Dijelaskannya, rakit yang digunakan ini diikat dan disambungkan dengan sling baja sisa jembatan sebelumnya. Seluruh pemasangan instalasi rakit dilakukan oleh Tim dari Forum Panjat Tebing Indonesia (FPTI). Pijakan tali sling telah dimodifikasi sedemikian rupa agar dapat digunakan pula untuk mengangkat rakitnya.
“Supaya saat arus besar, rakit bisa diangkat ke pinggir sungai agar tidak hanyut,” ungkapnya.

Seorang warga Kampung Cijambe, Ai Sumiati ( 32) mengaku rusaknya jembatan gantung ini membuatnya tidak leluasa untuk beraktivitas. Ai menuturkan, jarak yang mesti ia tempuh saat ini menjadi cukup jauh, karena harus memutar.

“Mau pergi ke pasar juga tinggal sekali naik angkot di Banyuresmi. Karena saya jalan ke Banyuresmi paling hanya 100 meter. Bila jembatan tidak ada, harus menggunakan ojek ke Karangpawitan dan beberapa kali ganti angkot,” keluhnya.

Camat Karangpawitan, Rena Sudrajat, menyebut Jembatan Cijambe yang memiliki lebar 2 meter itu didirikan dengan menggunakan bantuan Pemerintah Swedia. Pada 2010 lalu, total biaya yang dihabiskan untuk membangun jembatan gantung bermaterial baja tersebut adalah Rp1 miliar.

“Jembatan ini merupakan sarana vital masyarakat. Bagaimana pun juga, masyarakat dari dua desa di dua kecamatan sangat menggantungkan sarana penyebrangan berupa jembatan. Bila jembatan tidak ada, masyarakat mesti memutar lebih jauh dengan jarak bisa mencapai belasan kilometer,” tukasnya.

Menurut Rena, selain Jembatan Cijambe, banjir bandang juga merusak satu unit jembatan serupa di wilayah Karangpawitan. Satu jembatan yang dilaporkan ikut terputus adalah jembatan gantung yang menghubungkan Kampung Cibulu, Kecamatan Banyuresmi dengan Desa Sindangratu, Kecamatan Banyuresmi, yang memakan biaya Rp 500 juta dalam proses pembangunannya.

“Dua jembatan tersebut memang membentang berada di atas Sungai Cimanuk. Jadi saat Sungai Cimanuk meluap akibat banjir bandang, dua jembatan yang melintang di atasnya ikut tersapu arus,” ujarnya.

Selain jembatan, fasilitas umum lain yang juga terdampak banjir di wilayah Karangpawitan adalah tiga unit masjid, satu MCK, serta satu bangunan sekolah TK. Ia menyebut peristiwa banjir bandang di wilayah Kecamatan Karangpawitan membuat 73 rumah terdampak.

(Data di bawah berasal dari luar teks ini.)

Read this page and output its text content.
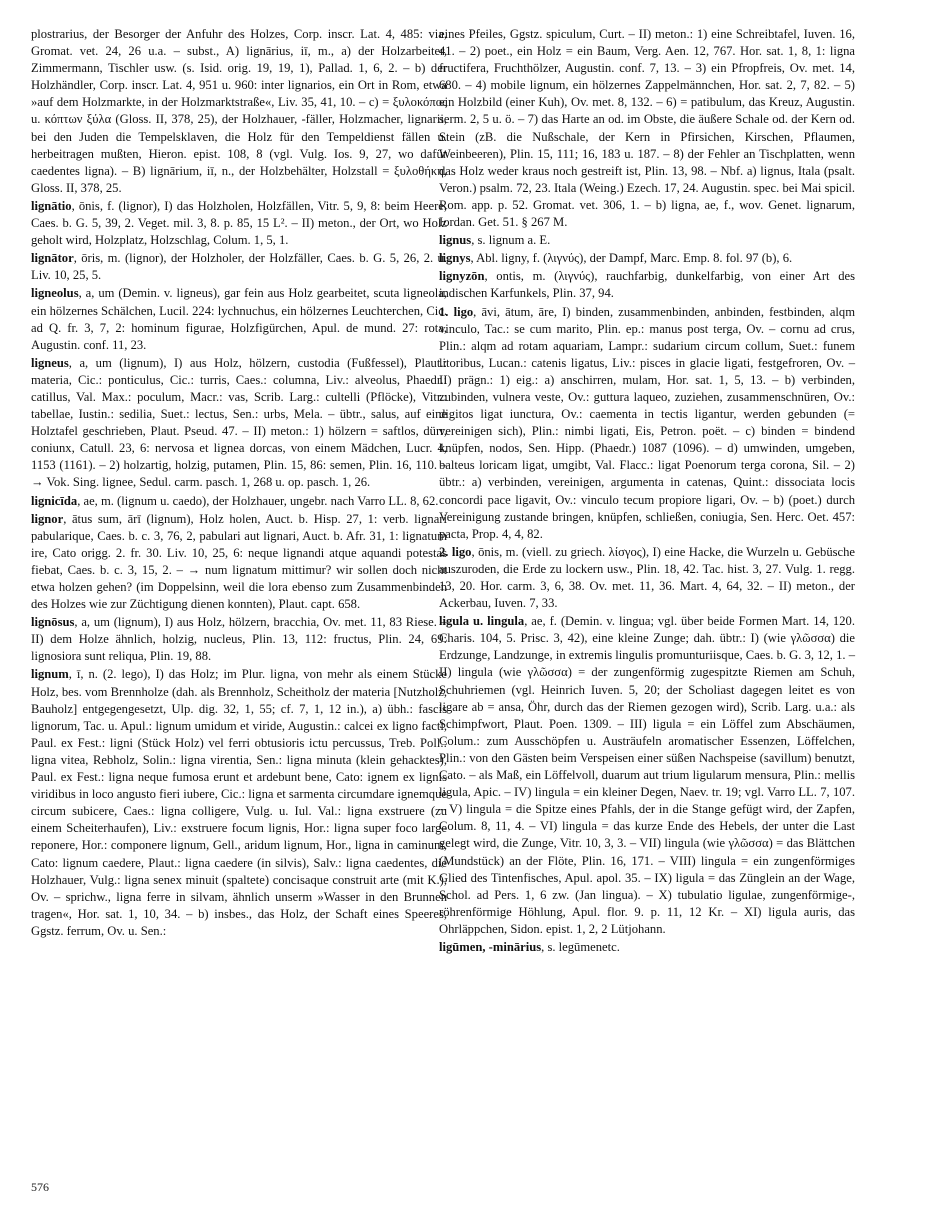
plostrarius, der Besorger der Anfuhr des Holzes, Corp. inscr. Lat. 4, 485: via, Gromat. vet. 24, 26 u.a. – subst., A) lignārius, iī, m., a) der Holzarbeiter, Zimmermann, Tischler usw. (s. Isid. orig. 19, 19, 1), Pallad. 1, 6, 2. – b) der Holzhändler, Corp. inscr. Lat. 4, 951 u. 960: inter lignarios, ein Ort in Rom, etwa »auf dem Holzmarkte, in der Holzmarktstraße«, Liv. 35, 41, 10. – c) = ξυλοκόπος u. κόπτων ξύλα (Gloss. II, 378, 25), der Holzhauer, -fäller, Holzmacher, lignarii, bei den Juden die Tempelsklaven, die Holz für den Tempeldienst fällen u. herbeitragen mußten, Hieron. epist. 108, 8 (vgl. Vulg. Ios. 9, 27, wo dafür caedentes ligna). – B) lignārium, iī, n., der Holzbehälter, Holzstall = ξυλοθήκη, Gloss. II, 378, 25.

lignātio, ōnis, f. (lignor), I) das Holzholen, Holzfällen, Vitr. 5, 9, 8: beim Heere, Caes. b. G. 5, 39, 2. Veget. mil. 3, 8. p. 85, 15 L². – II) meton., der Ort, wo Holz geholt wird, Holzplatz, Holzschlag, Colum. 1, 5, 1.

lignātor, ōris, m. (lignor), der Holzholer, der Holzfäller, Caes. b. G. 5, 26, 2. u. Liv. 10, 25, 5.

ligneolus, a, um (Demin. v. ligneus), gar fein aus Holz gearbeitet, scuta ligneola, ein hölzernes Schälchen, Lucil. 224: lychnuchus, ein hölzernes Leuchterchen, Cic. ad Q. fr. 3, 7, 2: hominum figurae, Holzfigürchen, Apul. de mund. 27: rota, Augustin. conf. 11, 23.

ligneus, a, um (lignum), I) aus Holz, hölzern, custodia (Fußfessel), Plaut.: materia, Cic.: ponticulus, Cic.: turris, Caes.: columna, Liv.: alveolus, Phaedr.: catillus, Val. Max.: poculum, Macr.: vas, Scrib. Larg.: cultelli (Pflöcke), Vitr.: tabellae, Iustin.: sedilia, Suet.: lectus, Sen.: urbs, Mela. – übtr., salus, auf eine Holztafel geschrieben, Plaut. Pseud. 47. – II) meton.: 1) hölzern = saftlos, dürr, coniunx, Catull. 23, 6: nervosa et lignea dorcas, von einem Mädchen, Lucr. 4, 1153 (1161). – 2) holzartig, holzig, putamen, Plin. 15, 86: semen, Plin. 16, 110. – → Vok. Sing. lignee, Sedul. carm. pasch. 1, 268 u. op. pasch. 1, 26.

lignicīda, ae, m. (lignum u. caedo), der Holzhauer, ungebr. nach Varro LL. 8, 62.

lignor, ātus sum, ārī (lignum), Holz holen, Auct. b. Hisp. 27, 1: verb. lignari pabularique, Caes. b. c. 3, 76, 2, pabulari aut lignari, Auct. b. Afr. 31, 1: lignatum ire, Cato origg. 2. fr. 30. Liv. 10, 25, 6: neque lignandi atque aquandi potestas fiebat, Caes. b. c. 3, 15, 2. – → num lignatum mittimur? wir sollen doch nicht etwa holzen gehen? (im Doppelsinn, weil die lora ebenso zum Zusammenbinden des Holzes wie zur Züchtigung dienen konnten), Plaut. capt. 658.

lignōsus, a, um (lignum), I) aus Holz, hölzern, bracchia, Ov. met. 11, 83 Riese. – II) dem Holze ähnlich, holzig, nucleus, Plin. 13, 112: fructus, Plin. 24, 69: lignosiora sunt reliqua, Plin. 19, 88.

lignum, ī, n. (2. lego), I) das Holz; im Plur. ligna, von mehr als einem Stücke Holz, bes. vom Brennholze (dah. als Brennholz, Scheitholz der materia [Nutzholz, Bauholz] entgegengesetzt, Ulp. dig. 32, 1, 55; cf. 7, 1, 12 in.), a) übh.: fascis lignorum, Tac. u. Apul.: lignum umidum et viride, Augustin.: calcei ex ligno facti, Paul. ex Fest.: ligni (Stück Holz) vel ferri obtusioris ictu percussus, Treb. Poll.: ligna vitea, Rebholz, Solin.: ligna virentia, Sen.: ligna minuta (klein gehacktes), Paul. ex Fest.: ligna neque fumosa erunt et ardebunt bene, Cato: ignem ex lignis viridibus in loco angusto fieri iubere, Cic.: ligna et sarmenta circumdare ignemque circum subicere, Caes.: ligna colligere, Vulg. u. Iul. Val.: ligna exstruere (zu einem Scheiterhaufen), Liv.: exstruere focum lignis, Hor.: ligna super foco large reponere, Hor.: componere lignum, Gell., aridum lignum, Hor., ligna in caminum, Cato: lignum caedere, Plaut.: ligna caedere (in silvis), Salv.: ligna caedentes, die Holzhauer, Vulg.: ligna senex minuit (spaltete) concisaque construit arte (mit K.), Ov. – sprichw., ligna ferre in silvam, ähnlich unserm »Wasser in den Brunnen tragen«, Hor. sat. 1, 10, 34. – b) insbes., das Holz, der Schaft eines Speeres, Ggstz. ferrum, Ov. u. Sen.:

eines Pfeiles, Ggstz. spiculum, Curt. – II) meton.: 1) eine Schreibtafel, Iuven. 16, 41. – 2) poet., ein Holz = ein Baum, Verg. Aen. 12, 767. Hor. sat. 1, 8, 1: ligna fructifera, Fruchthölzer, Augustin. conf. 7, 13. – 3) ein Pfropfreis, Ov. met. 14, 680. – 4) mobile lignum, ein hölzernes Zappelmännchen, Hor. sat. 2, 7, 82. – 5) ein Holzbild (einer Kuh), Ov. met. 8, 132. – 6) = patibulum, das Kreuz, Augustin. serm. 2, 5 u. ö. – 7) das Harte an od. im Obste, die äußere Schale od. der Kern od. Stein (zB. die Nußschale, der Kern in Pfirsichen, Kirschen, Pflaumen, Weinbeeren), Plin. 15, 111; 16, 183 u. 187. – 8) der Fehler an Tischplatten, wenn das Holz weder kraus noch gestreift ist, Plin. 13, 98. – Nbf. a) lignus, Itala (psalt. Veron.) psalm. 72, 23. Itala (Weing.) Ezech. 17, 24. Augustin. spec. bei Mai spicil. Rom. app. p. 52. Gromat. vet. 306, 1. – b) ligna, ae, f., wov. Genet. lignarum, Iordan. Get. 51. § 267 M.

lignus, s. lignum a. E.

lignys, Abl. ligny, f. (λιγνύς), der Dampf, Marc. Emp. 8. fol. 97 (b), 6.

lignyzōn, ontis, m. (λιγνύς), rauchfarbig, dunkelfarbig, von einer Art des indischen Karfunkels, Plin. 37, 94.

1. ligo, āvi, ātum, āre, I) binden, zusammenbinden, anbinden, festbinden, alqm vinculo, Tac.: se cum marito, Plin. ep.: manus post terga, Ov. – cornu ad crus, Plin.: alqm ad rotam aquariam, Lampr.: sudarium circum collum, Suet.: funem litoribus, Lucan.: catenis ligatus, Liv.: pisces in glacie ligati, festgefroren, Ov. – II) prägn.: 1) eig.: a) anschirren, mulam, Hor. sat. 1, 5, 13. – b) verbinden, zubinden, vulnera veste, Ov.: guttura laqueo, zuziehen, zusammenschnüren, Ov.: digitos ligat iunctura, Ov.: caementa in tectis ligantur, werden gebunden (= vereinigen sich), Plin.: nimbi ligati, Eis, Petron. poët. – c) binden = bindend knüpfen, nodos, Sen. Hipp. (Phaedr.) 1087 (1096). – d) umwinden, umgeben, balteus loricam ligat, umgibt, Val. Flacc.: ligat Poenorum terga corona, Sil. – 2) übtr.: a) verbinden, vereinigen, argumenta in catenas, Quint.: dissociata locis concordi pace ligavit, Ov.: vinculo tecum propiore ligari, Ov. – b) (poet.) durch Vereinigung zustande bringen, knüpfen, schließen, coniugia, Sen. Herc. Oet. 457: pacta, Prop. 4, 4, 82.

2. ligo, ōnis, m. (viell. zu griech. λίσγος), I) eine Hacke, die Wurzeln u. Gebüsche auszuroden, die Erde zu lockern usw., Plin. 18, 42. Tac. hist. 3, 27. Vulg. 1. regg. 13, 20. Hor. carm. 3, 6, 38. Ov. met. 11, 36. Mart. 4, 64, 32. – II) meton., der Ackerbau, Iuven. 7, 33.

ligula u. lingula, ae, f. (Demin. v. lingua; vgl. über beide Formen Mart. 14, 120. Charis. 104, 5. Prisc. 3, 42), eine kleine Zunge; dah. übtr.: I) (wie γλῶσσα) die Erdzunge, Landzunge, in extremis lingulis promunturiisque, Caes. b. G. 3, 12, 1. – II) lingula (wie γλῶσσα) = der zungenförmig zugespitzte Riemen am Schuh, Schuhriemen (vgl. Heinrich Iuven. 5, 20; der Scholiast dagegen leitet es von ligare ab = ansa, Öhr, durch das der Riemen gezogen wird), Scrib. Larg. u.a.: als Schimpfwort, Plaut. Poen. 1309. – III) ligula = ein Löffel zum Abschäumen, Colum.: zum Ausschöpfen u. Austräufeln aromatischer Essenzen, Löffelchen, Plin.: von den Gästen beim Verspeisen einer süßen Nachspeise (savillum) benutzt, Cato. – als Maß, ein Löffelvoll, duarum aut trium ligularum mensura, Plin.: mellis ligula, Apic. – IV) lingula = ein kleiner Degen, Naev. tr. 19; vgl. Varro LL. 7, 107. – V) lingula = die Spitze eines Pfahls, der in die Stange gefügt wird, der Zapfen, Colum. 8, 11, 4. – VI) lingula = das kurze Ende des Hebels, der unter die Last gelegt wird, die Zunge, Vitr. 10, 3, 3. – VII) lingula (wie γλῶσσα) = das Blättchen (Mundstück) an der Flöte, Plin. 16, 171. – VIII) lingula = ein zungenförmiges Glied des Tintenfisches, Apul. apol. 35. – IX) ligula = das Zünglein an der Wage, Schol. ad Pers. 1, 6 zw. (Jan lingua). – X) tubulatio ligulae, zungenförmige-, röhrenförmige Höhlung, Apul. flor. 9. p. 11, 12 Kr. – XI) ligula auris, das Ohrläppchen, Sidon. epist. 1, 2, 2 Lütjohann.

ligūmen, -minārius, s. legūmenetc.

576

“Dari ke-73 rumah ini, dua di antaranya dinyatakan hanyut. Sedangkan 71 rumah lainnya terendam dengan tingkat kerusakan bervariasi. Yang rusak berat ada enam, sementara sisanya mengalami kerusakan sedang dan ringan,” imbuhnya.

Ke-73 rumah itu tersebar di tiga lokasi Kecamatan Karangpawitan, yakni di RW 7 Kampung Pananggungan, Kelurahan Lengkong Jaya, RW 10 Kampung Cijambe, Desa Sindanglaya, dan RW 8 Kampung Cibulu, Desa Cimurah. Di luar fasilitas umum, Rena menyatakan kerugian yang diderita warganya mencapai angka sekitar Rp 800 juta.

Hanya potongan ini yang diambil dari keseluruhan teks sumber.